In hundreds of years’ time, there’s a chance that historians will look back on the early days of the internet – and we’re still in the early days in historical terms – as something like the dark ages. The problem isn’t that we aren’t producing great works or important culture, it’s that recording some parts of digital life in a way that a digital archive can understand presents a challenge.

Individually, photos, videos and text documents are straightforward to archive. All of their digital information exists in one place, so as long as file formats can be read, we can be confident that in 100 years, someone will be able to download and read the memoir you wrote in Microsoft Word.

But what about dynamic content such as webpages? Take a Twitter page, for instance. Each tweet is an interactive object that is linked to other tweets, which might in turn disappear. Some tweets – a joke about the news, for instance – might make sense in context on the day it was posted, but what cues could historians use in the future to understand it?
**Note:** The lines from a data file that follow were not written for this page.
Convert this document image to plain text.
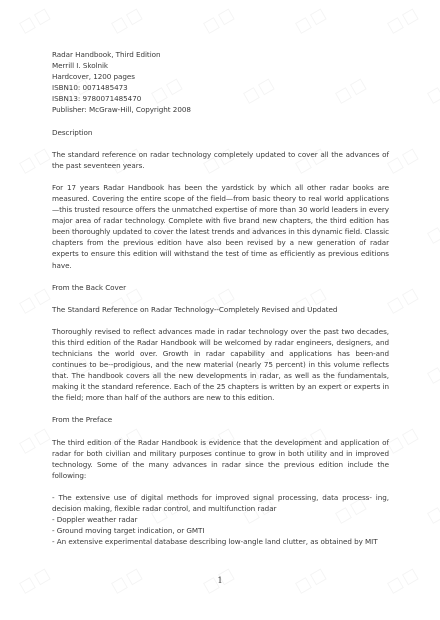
Radar Handbook, Third Edition
Merrill I. Skolnik
Hardcover, 1200 pages
ISBN10: 0071485473
ISBN13: 9780071485470
Publisher: McGraw-Hill, Copyright 2008
Description

The standard reference on radar technology completely updated to cover all the advances of the past seventeen years.

For 17 years Radar Handbook has been the yardstick by which all other radar books are measured. Covering the entire scope of the field—from basic theory to real world applications—this trusted resource offers the unmatched expertise of more than 30 world leaders in every major area of radar technology. Complete with five brand new chapters, the third edition has been thoroughly updated to cover the latest trends and advances in this dynamic field. Classic chapters from the previous edition have also been revised by a new generation of radar experts to ensure this edition will withstand the test of time as efficiently as previous editions have.

From the Back Cover

The Standard Reference on Radar Technology--Completely Revised and Updated

Thoroughly revised to reflect advances made in radar technology over the past two decades, this third edition of the Radar Handbook will be welcomed by radar engineers, designers, and technicians the world over. Growth in radar capability and applications has been-and continues to be--prodigious, and the new material (nearly 75 percent) in this volume reflects that. The handbook covers all the new developments in radar, as well as the fundamentals, making it the standard reference. Each of the 25 chapters is written by an expert or experts in the field; more than half of the authors are new to this edition.

From the Preface

The third edition of the Radar Handbook is evidence that the development and application of radar for both civilian and military purposes continue to grow in both utility and in improved technology. Some of the many advances in radar since the previous edition include the following:

- The extensive use of digital methods for improved signal processing, data process- ing, decision making, flexible radar control, and multifunction radar

- Doppler weather radar

- Ground moving target indication, or GMTI

- An extensive experimental database describing low-angle land clutter, as obtained by MIT

1
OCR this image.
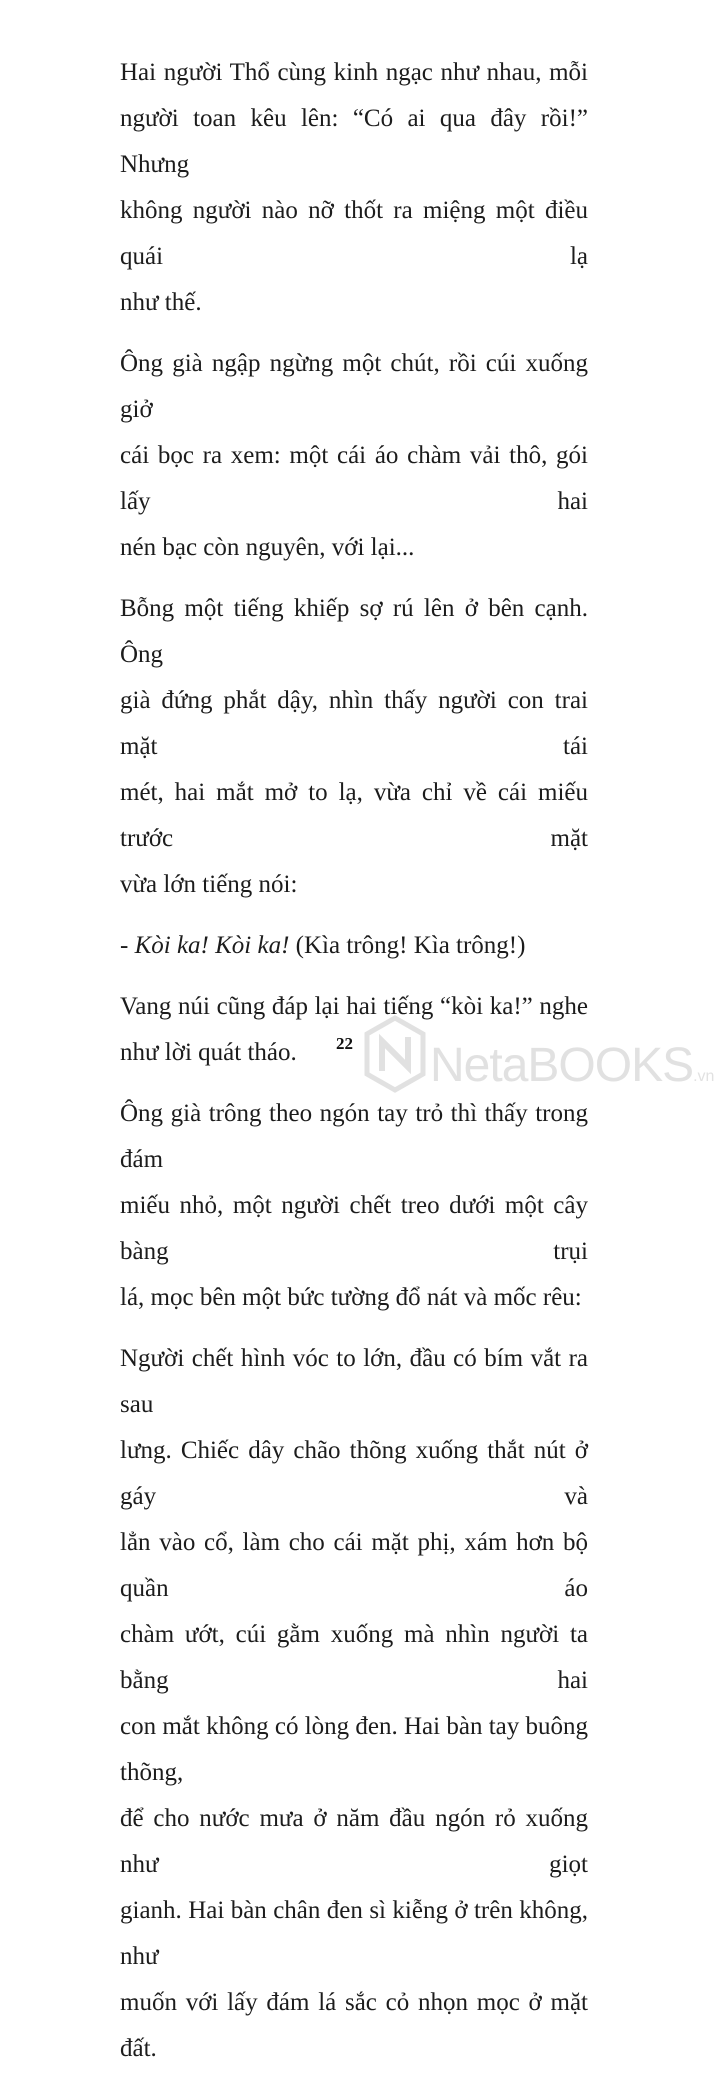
Hai người Thổ cùng kinh ngạc như nhau, mỗi
người toan kêu lên: “Có ai qua đây rồi!” Nhưng
không người nào nỡ thốt ra miệng một điều quái lạ
như thế.
Ông già ngập ngừng một chút, rồi cúi xuống giở
cái bọc ra xem: một cái áo chàm vải thô, gói lấy hai
nén bạc còn nguyên, với lại...
Bỗng một tiếng khiếp sợ rú lên ở bên cạnh. Ông
già đứng phắt dậy, nhìn thấy người con trai mặt tái
mét, hai mắt mở to lạ, vừa chỉ về cái miếu trước mặt
vừa lớn tiếng nói:
- Kòi ka! Kòi ka! (Kìa trông! Kìa trông!)
Vang núi cũng đáp lại hai tiếng “kòi ka!” nghe
như lời quát tháo.
Ông già trông theo ngón tay trỏ thì thấy trong đám
miếu nhỏ, một người chết treo dưới một cây bàng trụi
lá, mọc bên một bức tường đổ nát và mốc rêu:
Người chết hình vóc to lớn, đầu có bím vắt ra sau
lưng. Chiếc dây chão thõng xuống thắt nút ở gáy và
lẳn vào cổ, làm cho cái mặt phị, xám hơn bộ quần áo
chàm ướt, cúi gằm xuống mà nhìn người ta bằng hai
con mắt không có lòng đen. Hai bàn tay buông thõng,
để cho nước mưa ở năm đầu ngón rỏ xuống như giọt
gianh. Hai bàn chân đen sì kiễng ở trên không, như
muốn với lấy đám lá sắc cỏ nhọn mọc ở mặt đất.
22 NetaBOOKS.vn
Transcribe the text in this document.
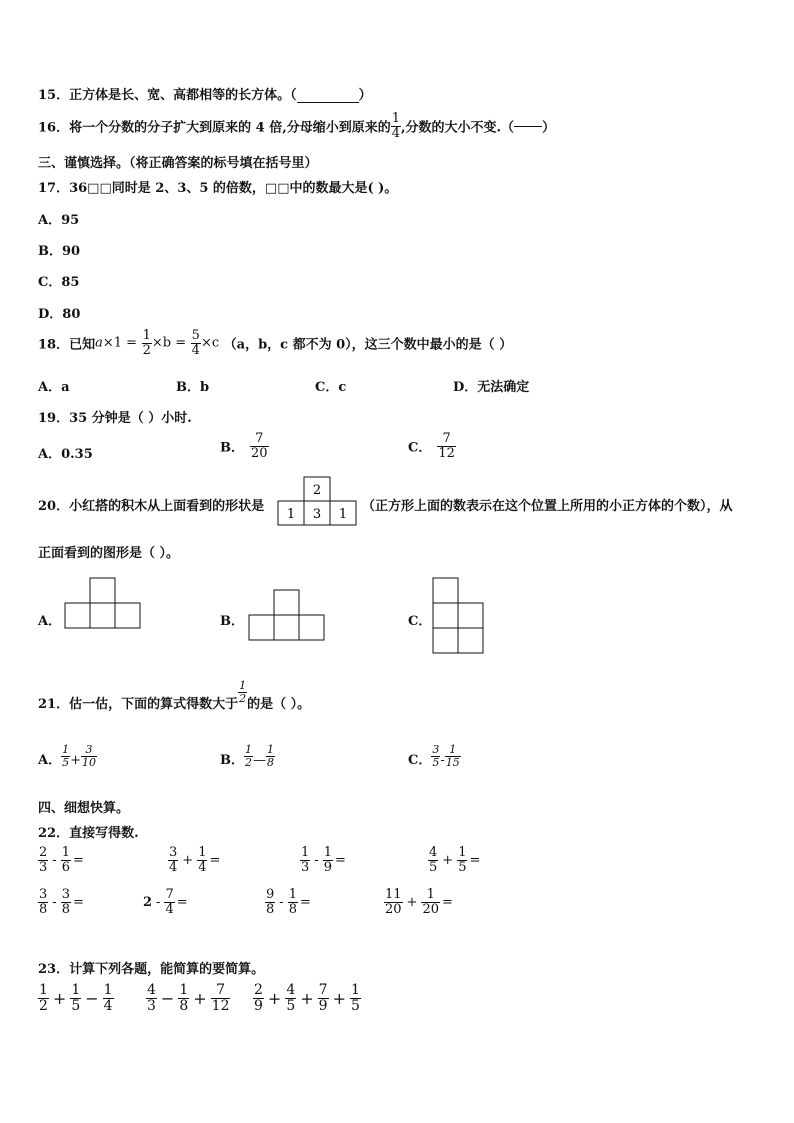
15．正方体是长、宽、高都相等的长方体。（	）
16．将一个分数的分子扩大到原来的 4 倍,分母缩小到原来的 $\frac{1}{4}$ ,分数的大小不变.（ ）
三、谨慎选择。（将正确答案的标号填在括号里）
17．36□□同时是 2、3、5 的倍数，□□中的数最大是( )。
A．95
B．90
C．85
D．80
18．已知$a\times 1 = \frac{1}{2} \times b = \frac{5}{4} \times c$ （a，b，c 都不为 0），这三个数中最小的是（ ）
A．a	B．b	C．c	D．无法确定
19．35 分钟是（ ）小时.
A．0.35	B． $\frac{7}{20}$	C． $\frac{7}{12}$
20．小红搭的积木从上面看到的形状是
2
1 3 1
（正方形上面的数表示在这个位置上所用的小正方体的个数），从
正面看到的图形是（ ）。
A．	B．	C．
21．估一估，下面的算式得数大于
$\frac{1}{2}$
的是（ ）。
A． $\frac{1}{5} + \frac{3}{10}$	B． $\frac{1}{2}$ — $\frac{1}{8}$	C． $\frac{3}{5} - \frac{1}{15}$
四、细想快算。
22．直接写得数.
$\frac{2}{3} - \frac{1}{6}$ =	$\frac{3}{4} + \frac{1}{4}$ =	$\frac{1}{3} - \frac{1}{9}$ =	$\frac{4}{5} + \frac{1}{5}$ =
$\frac{3}{8} - \frac{3}{8}$ =	$2 - \frac{7}{4}$ =	$\frac{9}{8} - \frac{1}{8}$ =	$\frac{11}{20} + \frac{1}{20}$ =
23．计算下列各题，能简算的要简算。
$\frac{1}{2} + \frac{1}{5} - \frac{1}{4} \frac{4}{3} - \frac{1}{8} + \frac{7}{12} \frac{2}{9} + \frac{4}{5} + \frac{7}{9} + \frac{1}{5}$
Unfortunately, there isn’t a fully satisfying way to capture this sort of interactivity yet. But archivists do have some tools at their disposal:

Web crawlers

This is essentially a program that will go through a website and save each page as it loads, and will then virtually click every link on that page and download those pages, and then click every link on those pages… and so on.

This creates a ‘snapshot’ of the page – so not the real thing, but it does mean anyone in the future can use the Internet Archive to read what the BBC website wrote in June 1997 about the early days of Tony Blair’s tenure as Prime Minister.

WebRecorder

This captures snapshots of websites in a similar way, but is a manually controlled process with a human archivist clicking around the web. This could help archive the ‘experience’ of, say, clicking through a series of steps on a form or searching through an interactive map.

Top tips on archiving your own files

So if The National Archives can do it, can the rest of us too? Here are John Sheridan’s top tips for keeping your own memories safe.

Apps and hardware to protect treasured memories

If you only have one copy of your media on the hard disk of your laptop, you’re just one hardware failure or burglary away from losing everything.

So what can you do? Here’s a rundown of some of your best options.

Cloud storage services

If your files are safely stored on the servers of a big tech company, it means that even if the worst happens to your own hardware, you’ll always be able to get them back.

All of the big tech firms operate their own cloud storage with different monthly data plans and features, but many do the same job. For example, for £7.99 a month you can get yourself 2TB of storage on Google Drive and Google Photos – enough space to store tens of thousands of photographs.

Google is particularly smart, too: you can you upload your photos and Google’s artificial intelligence will analyse each image and enable you to use keyword searches to find objects in images. Search ‘dog’, for example, and find every photo of your beloved pooch.


To find the best space-saving tool for you, check in with our expert guide on how to choose the best cloud storage service


NAS (Network-attached storage)

Network-attached storage is essentially a hard disk that plugs into one of the wired ethernet ports on your router. A NAS storage device appears in file explorer like another computer on your network, making accessing files easy, whatever device you’re using.